Complete dilatation of the cervix marks the termination of the first stage.

Fig. 68.—Diagram indicating the rotation and pivoting of baby’s head during birth.

Second Stage. The second stage is sometimes called the stage of descent, or expulsion, of the fetus. The patient should and is usually quite willing to be in bed throughout the second stage, during which she should not be left alone. The pains are now regular, occurring at intervals of about two minutes from the beginning of one to the beginning of the pain following, and as the contractions last about one minute and are excruciatingly painful, the patient has very little respite from her suffering. Her face is flushed and she may perspire freely.
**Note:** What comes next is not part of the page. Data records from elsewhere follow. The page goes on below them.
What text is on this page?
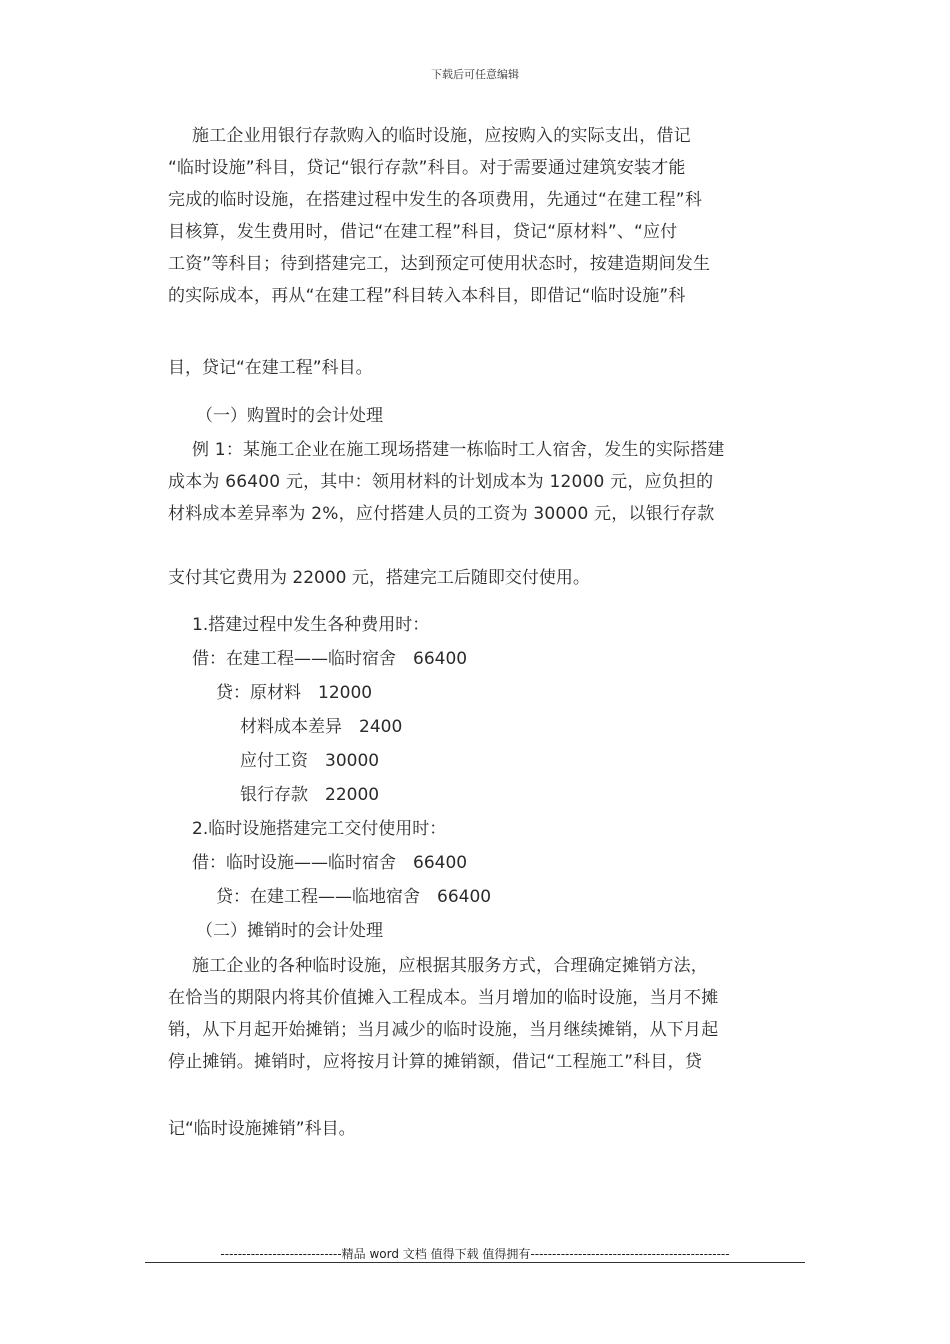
下载后可任意编辑
施工企业用银行存款购入的临时设施，应按购入的实际支出，借记
“临时设施”科目，贷记“银行存款”科目。对于需要通过建筑安装才能
完成的临时设施，在搭建过程中发生的各项费用，先通过“在建工程”科
目核算，发生费用时，借记“在建工程”科目，贷记“原材料”、“应付
工资”等科目；待到搭建完工，达到预定可使用状态时，按建造期间发生
的实际成本，再从“在建工程”科目转入本科目，即借记“临时设施”科
目，贷记“在建工程”科目。
（一）购置时的会计处理
例 1：某施工企业在施工现场搭建一栋临时工人宿舍，发生的实际搭建
成本为 66400 元，其中：领用材料的计划成本为 12000 元，应负担的
材料成本差异率为 2%，应付搭建人员的工资为 30000 元，以银行存款
支付其它费用为 22000 元，搭建完工后随即交付使用。
1.搭建过程中发生各种费用时：
借：在建工程——临时宿舍　66400
贷：原材料　12000
材料成本差异　2400
应付工资　30000
银行存款　22000
2.临时设施搭建完工交付使用时：
借：临时设施——临时宿舍　66400
贷：在建工程——临地宿舍　66400
（二）摊销时的会计处理
施工企业的各种临时设施，应根据其服务方式，合理确定摊销方法，
在恰当的期限内将其价值摊入工程成本。当月增加的临时设施，当月不摊
销，从下月起开始摊销；当月减少的临时设施，当月继续摊销，从下月起
停止摊销。摊销时，应将按月计算的摊销额，借记“工程施工”科目，贷
记“临时设施摊销”科目。
----------------------------精品 word 文档 值得下载 值得拥有----------------------------------------------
The abdominal and respiratory muscles are brought into active use during the second stage, contracting simultaneously with the uterine muscles and increasing their expulsive force. These are apparently controlled by the patient’s will at first, and she is able somewhat to increase their power by taking a deep breath, closing her lips, bracing her feet, pulling against something with her hands, straining with all her might and “bearing down.” Finally, however, the whole bearing down process becomes involuntary, is accompanied by intense pain and the deep grunting sound, which is characteristic of the well-advanced second stage. Under normal conditions, the child descends a little farther into the pelvis with each contraction, and finally the presenting part begins to distend the perineum and to separate the labia advancing at the height of each pain and slipping back a little as it subsides.

Fig. 69.—Anterior shoulder being slipped from under symphysis to facilitate birth of posterior shoulder.

The baby descends into and through the mother’s pelvis by means of a series of twisting and curving motions, accommodating the long axes of its head to the long diameters of the pelvis. The head being somewhat compressible and mouldable, because of imperfect ossification, is capable of a good deal of accommodation to the mother’s pelvis.

The mechanism of labor, therefore, is virtually a series of adaptations of the size, shape and mouldability of the baby’s head to the size and shape of the mother’s pelvis. If the head passes through the inlet satisfactorily, the rest of the labor will usually be accomplished with comparative safety. But a marked disproportion between the diameters of the head and pelvis may interfere with the engagement or descent of the head and produce a serious complication.